Residency in the Dunes

Drift Fence, Dunes, Russell Steven Powell oil on canvas, 20x16

Drift Fence, Dunes, oil on canvas, 20×16

I AM PLEASED TO ANNOUNCE that I have been awarded a summer residency in a dune shack by the Outer Cape Artists in Residence Consortium (OCARC). OCARC awards six two-week residencies each year in the Margo-Gelb shack, from May to October. The one-room shack, which was once owned by painter Boris Margo and his wife, printmaker Jan Gelb, sits on a high dune overlooking the ocean.

OCARC was founded in 1995 in response to a request by the Cape Cod National Seashore to establish a residency program in one of its historic dune shacks at the edge of the Atlantic “back shore” in Provincetown.

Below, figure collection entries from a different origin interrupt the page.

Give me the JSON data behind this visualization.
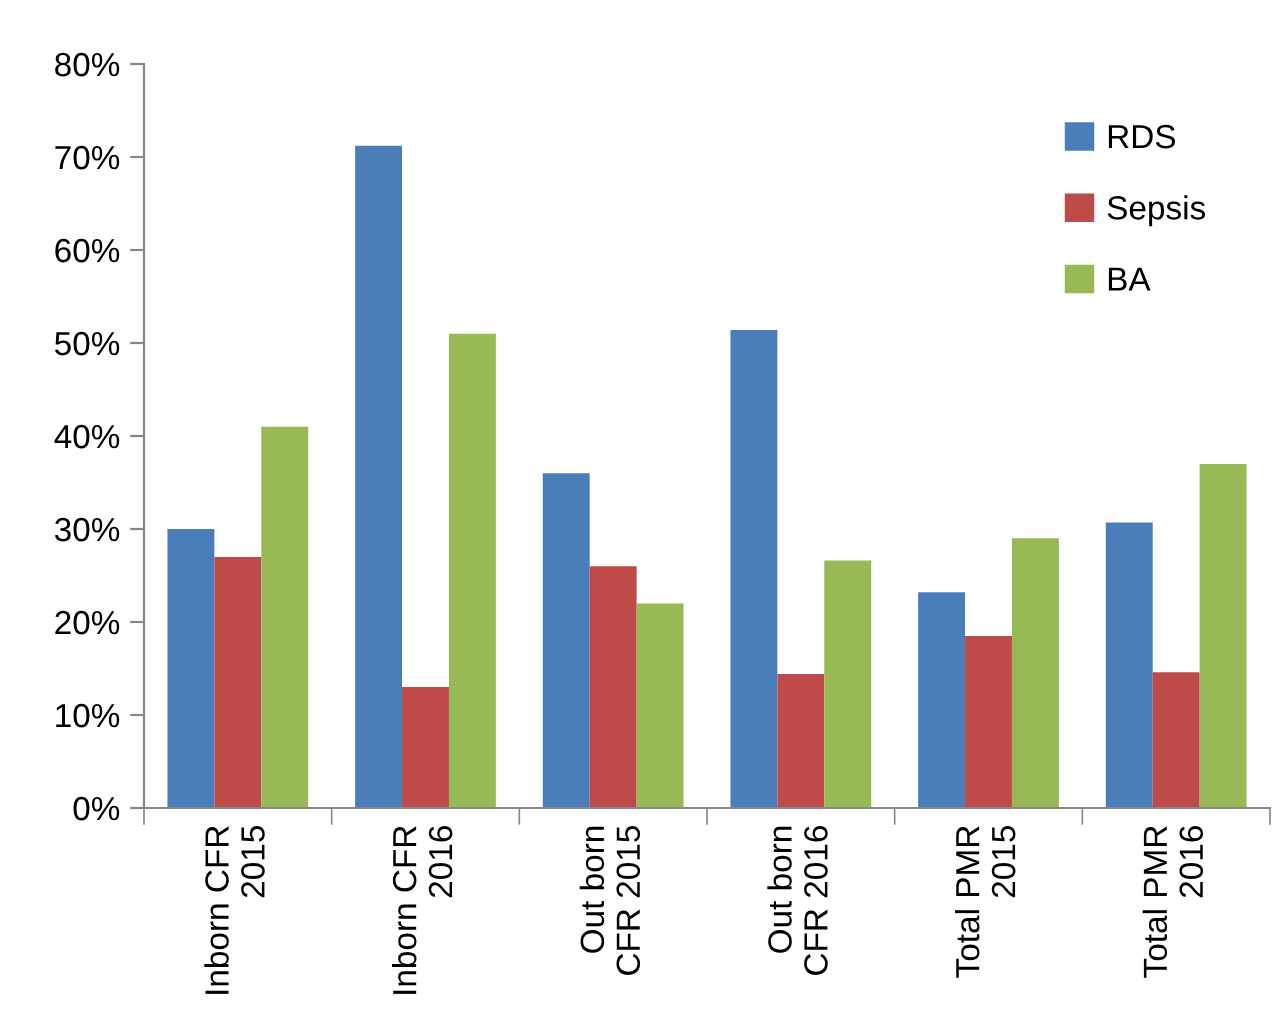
{
  "chart_data": {
    "type": "bar",
    "categories": [
      "Inborn CFR\n2015",
      "Inborn CFR\n2016",
      "Out born\nCFR 2015",
      "Out born\nCFR 2016",
      "Total PMR\n2015",
      "Total PMR\n2016"
    ],
    "series": [
      {
        "name": "RDS",
        "color": "#4a7ebb",
        "values": [
          30,
          71.2,
          36,
          51.4,
          23.2,
          30.7
        ]
      },
      {
        "name": "Sepsis",
        "color": "#be4b48",
        "values": [
          27,
          13,
          26,
          14.4,
          18.5,
          14.6
        ]
      },
      {
        "name": "BA",
        "color": "#98b954",
        "values": [
          41,
          51,
          22,
          26.6,
          29,
          37
        ]
      }
    ],
    "ylim": [
      0,
      80
    ],
    "yticks": [
      {
        "value": 0,
        "label": "0%"
      },
      {
        "value": 10,
        "label": "10%"
      },
      {
        "value": 20,
        "label": "20%"
      },
      {
        "value": 30,
        "label": "30%"
      },
      {
        "value": 40,
        "label": "40%"
      },
      {
        "value": 50,
        "label": "50%"
      },
      {
        "value": 60,
        "label": "60%"
      },
      {
        "value": 70,
        "label": "70%"
      },
      {
        "value": 80,
        "label": "80%"
      }
    ],
    "grid": false,
    "legend": "top right"
  }
}
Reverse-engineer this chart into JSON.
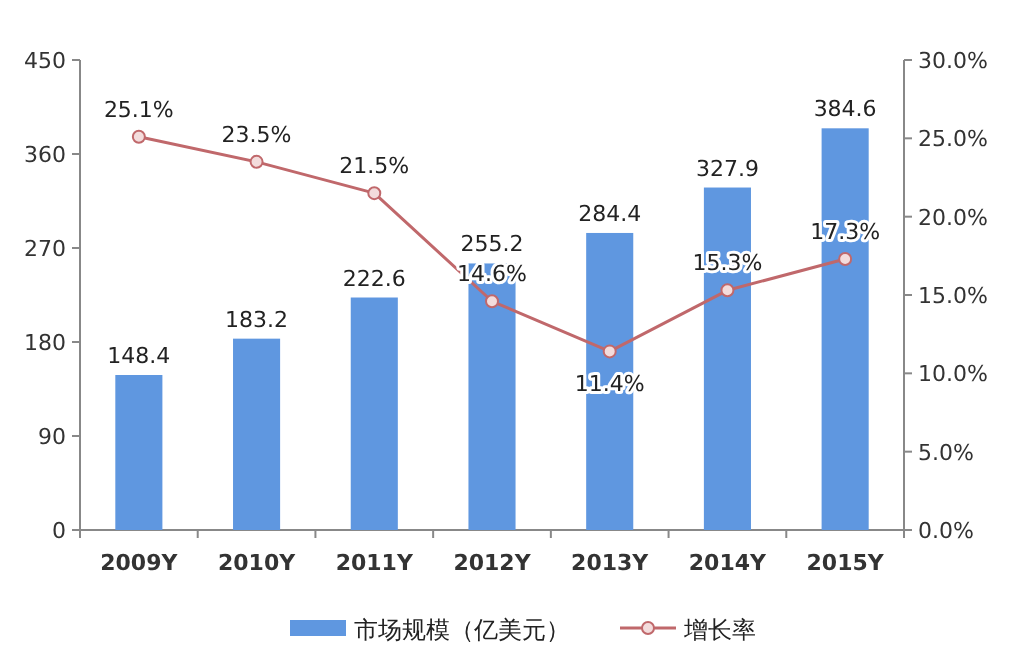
{
  "chart_data": {
    "type": "bar",
    "categories": [
      "2009Y",
      "2010Y",
      "2011Y",
      "2012Y",
      "2013Y",
      "2014Y",
      "2015Y"
    ],
    "series": [
      {
        "name": "市场规模（亿美元）",
        "color": "#5f97e0",
        "values": [
          148.4,
          183.2,
          222.6,
          255.2,
          284.4,
          327.9,
          384.6
        ]
      },
      {
        "name": "增长率",
        "type": "line",
        "axis": "y2",
        "color": "#c0686b",
        "marker": "circle",
        "values": [
          25.1,
          23.5,
          21.5,
          14.6,
          11.4,
          15.3,
          17.3
        ],
        "value_labels": [
          "25.1%",
          "23.5%",
          "21.5%",
          "14.6%",
          "11.4%",
          "15.3%",
          "17.3%"
        ]
      }
    ],
    "ylim": [
      0,
      450
    ],
    "yticks": [
      0,
      90,
      180,
      270,
      360,
      450
    ],
    "y2lim": [
      0,
      30
    ],
    "y2ticks": [
      {
        "value": 0,
        "label": "0.0%"
      },
      {
        "value": 5,
        "label": "5.0%"
      },
      {
        "value": 10,
        "label": "10.0%"
      },
      {
        "value": 15,
        "label": "15.0%"
      },
      {
        "value": 20,
        "label": "20.0%"
      },
      {
        "value": 25,
        "label": "25.0%"
      },
      {
        "value": 30,
        "label": "30.0%"
      }
    ],
    "data_labels": true,
    "grid": false,
    "legend": "bottom"
  }
}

In the summer of 1995, OCARC was awarded the Margo-Gelb shack by the Seashore, with the first residencies being held in 1996.

OCARC is made up of four nonprofits: the Fine Arts Work Center in Provincetown, Provincetown Art Association and Museum, Truro Center for the Arts at Castle Hill, and a dune shack advocacy group, Peaked Hill Trust.

Days before I received this  news, I learned  that my name came up in the annual lottery for a week in a shack (this occurs once every few years; I last “won” a week in the dunes in 2010). I go there for a week this May, a prelude to the residency to follow. Three weeks in less than two months in this rare space is unprecedented for me, and sure to produce some surprises.